Le cinéma triomphe dans le palmarès Ipsos/Livres Hebdo des meilleures ventes de fiction jeunesse. Nos étoiles contraires de John Green (Nathan Jeunesse) - l’histoire d’Hazel, 16 ans, atteinte d’un cancer -, adapté par Josh Boone et sorti sur les écrans français le 20 août, suscite un véritable raz-de-marée avec 600 000 ventes depuis sa parution (elles étaient de 150 000 avant l’été). Chez le même éditeur, la trilogie dystopique Divergente de Veronica Roth, dont le premier volet réalisé par Neil Burger est sorti au cinéma en avril, atteint aussi 600 000 ventes et prend les 2e, 3e et 4e places du palmarès.

On retrouve également au classement les trois volumes d’Hunger games, de Suzanne Collins (PKJ), dont le troisième film sort le 19 novembre, et Le labyrinthe, premier tome de la trilogie de James Dashner, L’épreuve (PKJ), dont l’adaptation réalisée par Wes Ball est sur les écrans depuis le 15 octobre. Enfin, La cité des ténèbres, de Cassandra Clare (PKJ), a aussi bénéficié d’un film d’Harald Zwart apparu dans les salles françaises en 2013 sous le titre Themortal instruments, et se retrouve en 24e, 29e et 31e positions.

A leurs côtés dans le palmarès, les héros résistent bien. Ainsi Violetta (Hachette Jeunesse), l’héroïne des petites filles et d’une série télévisée argentine (3 titres) ; Greg, héros du Journal d’un dégonflé, imaginé par Jeff Kinney, qui reste un long-seller (Seuil Jeunesse, 7 titres) ; ou Lesfilles au chocolat, de Cathy Cassidy (Nathan Jeunesse, 4 titres).

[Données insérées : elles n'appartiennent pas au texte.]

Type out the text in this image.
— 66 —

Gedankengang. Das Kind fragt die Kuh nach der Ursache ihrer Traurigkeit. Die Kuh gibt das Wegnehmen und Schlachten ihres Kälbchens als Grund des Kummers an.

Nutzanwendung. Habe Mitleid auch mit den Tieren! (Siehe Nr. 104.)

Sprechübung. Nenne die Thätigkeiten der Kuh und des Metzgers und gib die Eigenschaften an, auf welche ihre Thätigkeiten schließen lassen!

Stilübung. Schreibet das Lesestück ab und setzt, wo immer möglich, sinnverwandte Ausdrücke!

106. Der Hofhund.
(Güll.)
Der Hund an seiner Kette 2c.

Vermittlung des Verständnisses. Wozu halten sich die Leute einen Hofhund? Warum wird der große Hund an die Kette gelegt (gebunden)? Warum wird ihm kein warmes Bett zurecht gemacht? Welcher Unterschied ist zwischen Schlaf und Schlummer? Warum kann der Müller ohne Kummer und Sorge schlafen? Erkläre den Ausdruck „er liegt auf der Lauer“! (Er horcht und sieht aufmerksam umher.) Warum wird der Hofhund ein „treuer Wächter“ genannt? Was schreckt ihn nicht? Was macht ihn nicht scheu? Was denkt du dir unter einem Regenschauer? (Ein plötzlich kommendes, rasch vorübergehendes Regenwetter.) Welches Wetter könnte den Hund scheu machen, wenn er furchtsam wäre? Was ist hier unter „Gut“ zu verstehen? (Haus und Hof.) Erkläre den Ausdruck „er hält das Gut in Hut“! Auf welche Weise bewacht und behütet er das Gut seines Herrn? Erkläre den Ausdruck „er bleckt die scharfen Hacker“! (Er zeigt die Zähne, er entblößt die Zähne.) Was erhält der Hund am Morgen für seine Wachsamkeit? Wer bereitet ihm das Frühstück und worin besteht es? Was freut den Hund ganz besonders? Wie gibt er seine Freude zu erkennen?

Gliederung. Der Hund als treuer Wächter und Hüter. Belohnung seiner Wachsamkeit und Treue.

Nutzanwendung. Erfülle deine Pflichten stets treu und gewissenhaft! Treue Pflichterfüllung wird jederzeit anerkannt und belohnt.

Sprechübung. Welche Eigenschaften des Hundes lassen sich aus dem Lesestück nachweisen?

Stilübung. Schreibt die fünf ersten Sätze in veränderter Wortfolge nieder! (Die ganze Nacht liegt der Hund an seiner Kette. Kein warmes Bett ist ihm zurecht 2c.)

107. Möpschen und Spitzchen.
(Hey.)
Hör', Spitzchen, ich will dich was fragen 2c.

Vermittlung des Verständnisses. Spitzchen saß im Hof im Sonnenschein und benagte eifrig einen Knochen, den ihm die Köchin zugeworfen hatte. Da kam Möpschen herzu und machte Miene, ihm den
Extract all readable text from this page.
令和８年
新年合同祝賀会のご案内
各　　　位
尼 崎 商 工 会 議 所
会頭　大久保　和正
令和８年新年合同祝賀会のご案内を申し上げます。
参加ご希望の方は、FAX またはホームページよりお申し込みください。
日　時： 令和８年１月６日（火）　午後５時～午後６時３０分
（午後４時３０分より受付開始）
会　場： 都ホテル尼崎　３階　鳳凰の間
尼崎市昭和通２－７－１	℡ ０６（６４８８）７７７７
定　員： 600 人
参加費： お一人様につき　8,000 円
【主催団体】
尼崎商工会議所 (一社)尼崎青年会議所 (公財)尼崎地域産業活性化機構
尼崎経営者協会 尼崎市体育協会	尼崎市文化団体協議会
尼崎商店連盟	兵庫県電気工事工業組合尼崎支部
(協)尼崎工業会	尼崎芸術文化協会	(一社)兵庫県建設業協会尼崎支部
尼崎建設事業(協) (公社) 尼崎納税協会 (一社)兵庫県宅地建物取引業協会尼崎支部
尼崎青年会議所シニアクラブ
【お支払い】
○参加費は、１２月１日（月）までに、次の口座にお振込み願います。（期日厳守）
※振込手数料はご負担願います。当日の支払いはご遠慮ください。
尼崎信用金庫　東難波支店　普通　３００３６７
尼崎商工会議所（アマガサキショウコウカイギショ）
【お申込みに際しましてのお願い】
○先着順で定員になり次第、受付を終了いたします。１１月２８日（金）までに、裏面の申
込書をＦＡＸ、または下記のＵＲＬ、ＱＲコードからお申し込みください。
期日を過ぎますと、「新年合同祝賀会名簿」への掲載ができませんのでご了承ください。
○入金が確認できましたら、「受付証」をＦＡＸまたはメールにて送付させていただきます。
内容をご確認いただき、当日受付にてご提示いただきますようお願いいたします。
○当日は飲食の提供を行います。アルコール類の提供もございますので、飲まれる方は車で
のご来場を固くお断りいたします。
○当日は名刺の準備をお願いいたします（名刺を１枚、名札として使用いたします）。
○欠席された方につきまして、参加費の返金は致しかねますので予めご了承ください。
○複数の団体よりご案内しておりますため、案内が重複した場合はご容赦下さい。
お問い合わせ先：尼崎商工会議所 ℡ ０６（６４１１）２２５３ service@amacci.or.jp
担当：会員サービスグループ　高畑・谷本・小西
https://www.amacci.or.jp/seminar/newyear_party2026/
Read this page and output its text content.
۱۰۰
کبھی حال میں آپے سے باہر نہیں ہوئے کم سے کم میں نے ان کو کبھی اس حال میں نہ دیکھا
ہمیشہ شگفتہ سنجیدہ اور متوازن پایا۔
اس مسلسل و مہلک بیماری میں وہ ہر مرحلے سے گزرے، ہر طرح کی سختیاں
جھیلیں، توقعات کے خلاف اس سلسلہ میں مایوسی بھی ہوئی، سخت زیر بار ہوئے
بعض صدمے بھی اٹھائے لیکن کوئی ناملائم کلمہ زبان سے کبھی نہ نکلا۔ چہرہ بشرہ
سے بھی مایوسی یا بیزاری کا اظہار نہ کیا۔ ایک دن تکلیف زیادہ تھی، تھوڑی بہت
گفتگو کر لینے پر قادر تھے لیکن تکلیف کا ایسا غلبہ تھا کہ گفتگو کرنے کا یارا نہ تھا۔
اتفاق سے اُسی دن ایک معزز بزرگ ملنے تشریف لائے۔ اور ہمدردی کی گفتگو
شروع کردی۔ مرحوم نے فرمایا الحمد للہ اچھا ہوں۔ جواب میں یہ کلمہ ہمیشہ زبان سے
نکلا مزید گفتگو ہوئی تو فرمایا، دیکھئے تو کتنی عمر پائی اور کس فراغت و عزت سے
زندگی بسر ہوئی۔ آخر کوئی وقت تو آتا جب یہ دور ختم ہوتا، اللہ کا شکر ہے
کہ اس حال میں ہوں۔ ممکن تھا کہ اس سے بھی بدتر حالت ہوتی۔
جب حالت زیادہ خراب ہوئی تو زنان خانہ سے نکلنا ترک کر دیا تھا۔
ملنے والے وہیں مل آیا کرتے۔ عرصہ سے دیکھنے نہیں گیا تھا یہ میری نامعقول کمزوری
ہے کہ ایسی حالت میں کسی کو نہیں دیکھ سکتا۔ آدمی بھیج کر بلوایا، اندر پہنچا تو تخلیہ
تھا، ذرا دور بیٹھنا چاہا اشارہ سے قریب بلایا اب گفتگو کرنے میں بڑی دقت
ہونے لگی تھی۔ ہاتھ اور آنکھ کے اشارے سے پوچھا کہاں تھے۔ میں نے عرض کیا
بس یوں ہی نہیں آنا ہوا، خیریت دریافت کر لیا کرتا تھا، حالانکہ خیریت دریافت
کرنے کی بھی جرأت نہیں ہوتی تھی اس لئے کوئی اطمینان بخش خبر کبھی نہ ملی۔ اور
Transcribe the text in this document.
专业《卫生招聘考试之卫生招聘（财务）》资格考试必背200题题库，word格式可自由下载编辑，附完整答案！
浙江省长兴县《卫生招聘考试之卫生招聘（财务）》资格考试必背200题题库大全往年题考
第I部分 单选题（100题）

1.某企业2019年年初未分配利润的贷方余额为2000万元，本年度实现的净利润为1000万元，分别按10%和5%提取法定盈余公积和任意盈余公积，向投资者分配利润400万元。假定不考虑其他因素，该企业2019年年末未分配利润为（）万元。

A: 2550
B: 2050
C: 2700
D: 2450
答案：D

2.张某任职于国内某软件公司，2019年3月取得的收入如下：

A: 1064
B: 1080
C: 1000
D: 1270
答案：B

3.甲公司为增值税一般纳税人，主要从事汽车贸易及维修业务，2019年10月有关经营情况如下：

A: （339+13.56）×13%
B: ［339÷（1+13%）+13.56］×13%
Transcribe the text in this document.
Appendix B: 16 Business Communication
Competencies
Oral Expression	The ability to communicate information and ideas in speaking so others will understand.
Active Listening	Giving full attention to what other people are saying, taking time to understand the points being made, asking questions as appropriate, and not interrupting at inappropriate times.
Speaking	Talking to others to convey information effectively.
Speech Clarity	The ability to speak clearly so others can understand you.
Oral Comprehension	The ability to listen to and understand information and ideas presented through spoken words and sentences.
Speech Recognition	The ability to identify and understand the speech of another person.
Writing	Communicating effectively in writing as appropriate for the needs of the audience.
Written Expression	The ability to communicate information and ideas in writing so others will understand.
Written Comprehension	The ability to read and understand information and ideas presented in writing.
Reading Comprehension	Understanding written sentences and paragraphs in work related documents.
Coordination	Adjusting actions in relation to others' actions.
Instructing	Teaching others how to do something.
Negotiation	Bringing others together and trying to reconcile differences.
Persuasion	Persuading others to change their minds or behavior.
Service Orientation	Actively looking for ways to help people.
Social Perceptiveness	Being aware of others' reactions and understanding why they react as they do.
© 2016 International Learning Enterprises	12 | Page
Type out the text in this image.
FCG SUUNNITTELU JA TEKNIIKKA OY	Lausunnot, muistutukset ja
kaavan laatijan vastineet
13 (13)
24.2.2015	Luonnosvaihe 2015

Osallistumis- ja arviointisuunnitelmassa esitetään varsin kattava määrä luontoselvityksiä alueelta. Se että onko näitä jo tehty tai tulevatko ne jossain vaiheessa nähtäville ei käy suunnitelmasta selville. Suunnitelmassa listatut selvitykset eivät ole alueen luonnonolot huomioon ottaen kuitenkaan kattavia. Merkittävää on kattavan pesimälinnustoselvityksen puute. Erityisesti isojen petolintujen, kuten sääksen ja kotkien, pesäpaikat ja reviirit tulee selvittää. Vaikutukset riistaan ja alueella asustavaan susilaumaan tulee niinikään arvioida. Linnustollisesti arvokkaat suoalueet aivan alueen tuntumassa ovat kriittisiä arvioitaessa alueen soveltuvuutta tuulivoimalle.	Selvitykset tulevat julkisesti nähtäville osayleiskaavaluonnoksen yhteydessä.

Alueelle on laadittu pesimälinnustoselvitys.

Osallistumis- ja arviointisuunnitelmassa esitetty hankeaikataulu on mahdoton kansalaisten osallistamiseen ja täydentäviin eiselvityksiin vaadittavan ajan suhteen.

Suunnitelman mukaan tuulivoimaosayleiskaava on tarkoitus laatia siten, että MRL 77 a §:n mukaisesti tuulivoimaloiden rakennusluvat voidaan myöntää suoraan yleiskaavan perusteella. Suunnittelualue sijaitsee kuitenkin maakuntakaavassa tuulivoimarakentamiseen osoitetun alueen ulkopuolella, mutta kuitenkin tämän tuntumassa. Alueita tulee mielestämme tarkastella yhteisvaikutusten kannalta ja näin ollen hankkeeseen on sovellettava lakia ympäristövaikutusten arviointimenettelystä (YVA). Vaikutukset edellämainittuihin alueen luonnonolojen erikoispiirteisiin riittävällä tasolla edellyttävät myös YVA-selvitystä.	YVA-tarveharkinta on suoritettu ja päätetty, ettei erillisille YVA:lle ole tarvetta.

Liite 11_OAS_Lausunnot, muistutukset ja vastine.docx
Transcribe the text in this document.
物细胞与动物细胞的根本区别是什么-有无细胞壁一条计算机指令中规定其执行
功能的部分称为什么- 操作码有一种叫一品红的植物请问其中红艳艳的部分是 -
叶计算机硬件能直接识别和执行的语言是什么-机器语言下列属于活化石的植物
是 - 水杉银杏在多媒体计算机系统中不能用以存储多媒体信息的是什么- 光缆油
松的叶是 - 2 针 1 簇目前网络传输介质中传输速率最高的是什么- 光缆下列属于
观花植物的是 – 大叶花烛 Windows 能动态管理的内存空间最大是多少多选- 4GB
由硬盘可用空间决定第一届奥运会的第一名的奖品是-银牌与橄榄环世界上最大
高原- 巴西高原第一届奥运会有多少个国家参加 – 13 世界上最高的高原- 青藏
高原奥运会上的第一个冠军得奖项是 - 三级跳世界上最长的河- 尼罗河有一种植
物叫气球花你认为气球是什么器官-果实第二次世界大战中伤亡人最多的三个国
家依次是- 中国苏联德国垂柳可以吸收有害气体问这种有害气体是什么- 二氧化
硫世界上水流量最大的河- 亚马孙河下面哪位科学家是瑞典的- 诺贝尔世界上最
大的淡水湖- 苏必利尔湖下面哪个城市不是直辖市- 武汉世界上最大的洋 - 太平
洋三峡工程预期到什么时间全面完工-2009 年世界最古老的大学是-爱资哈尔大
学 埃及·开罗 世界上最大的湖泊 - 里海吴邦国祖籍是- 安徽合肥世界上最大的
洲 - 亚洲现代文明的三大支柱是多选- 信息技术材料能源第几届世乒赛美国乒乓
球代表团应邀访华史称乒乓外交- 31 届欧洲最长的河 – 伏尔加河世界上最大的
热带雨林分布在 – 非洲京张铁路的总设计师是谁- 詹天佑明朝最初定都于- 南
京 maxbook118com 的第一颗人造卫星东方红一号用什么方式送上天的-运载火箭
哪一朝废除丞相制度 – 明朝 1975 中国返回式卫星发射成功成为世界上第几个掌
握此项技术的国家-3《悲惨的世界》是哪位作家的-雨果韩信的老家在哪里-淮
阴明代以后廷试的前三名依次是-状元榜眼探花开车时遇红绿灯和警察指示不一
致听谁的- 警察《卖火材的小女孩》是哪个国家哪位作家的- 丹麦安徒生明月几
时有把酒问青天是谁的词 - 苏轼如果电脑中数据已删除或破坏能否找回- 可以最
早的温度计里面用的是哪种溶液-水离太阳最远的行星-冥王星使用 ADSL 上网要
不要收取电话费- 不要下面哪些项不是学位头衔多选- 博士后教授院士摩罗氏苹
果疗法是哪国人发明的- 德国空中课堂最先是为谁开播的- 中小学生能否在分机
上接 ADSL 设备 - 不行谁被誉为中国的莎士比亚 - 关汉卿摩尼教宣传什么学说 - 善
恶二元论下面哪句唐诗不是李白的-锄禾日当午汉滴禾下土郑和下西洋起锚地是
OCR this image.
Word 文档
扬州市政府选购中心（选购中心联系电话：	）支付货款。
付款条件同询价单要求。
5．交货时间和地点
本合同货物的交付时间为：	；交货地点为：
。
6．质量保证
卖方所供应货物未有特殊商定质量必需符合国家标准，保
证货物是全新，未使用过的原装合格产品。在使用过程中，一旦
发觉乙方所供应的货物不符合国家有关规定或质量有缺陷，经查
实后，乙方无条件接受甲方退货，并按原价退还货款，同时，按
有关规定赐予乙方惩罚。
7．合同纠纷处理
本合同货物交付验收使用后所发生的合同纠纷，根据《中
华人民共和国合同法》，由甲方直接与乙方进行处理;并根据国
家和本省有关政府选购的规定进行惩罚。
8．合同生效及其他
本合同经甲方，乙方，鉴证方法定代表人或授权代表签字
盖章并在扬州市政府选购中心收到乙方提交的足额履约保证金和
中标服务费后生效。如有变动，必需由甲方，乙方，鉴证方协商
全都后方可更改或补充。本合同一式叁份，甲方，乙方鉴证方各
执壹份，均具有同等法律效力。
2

Nos étoiles contraires, Divergente et Les filles au chocolat font de Nathan Jeunesse le 2e éditeur dans le classement des meilleures ventes de l’année avec 8 titres. Il se place derrière PKJ, leader pour la troisième année consécutive avec Hunger games, L’épreuve et autres Cité des ténèbres (12 titres au total). Seuil Jeunesse s’inscrit au 3e rang (7 titres).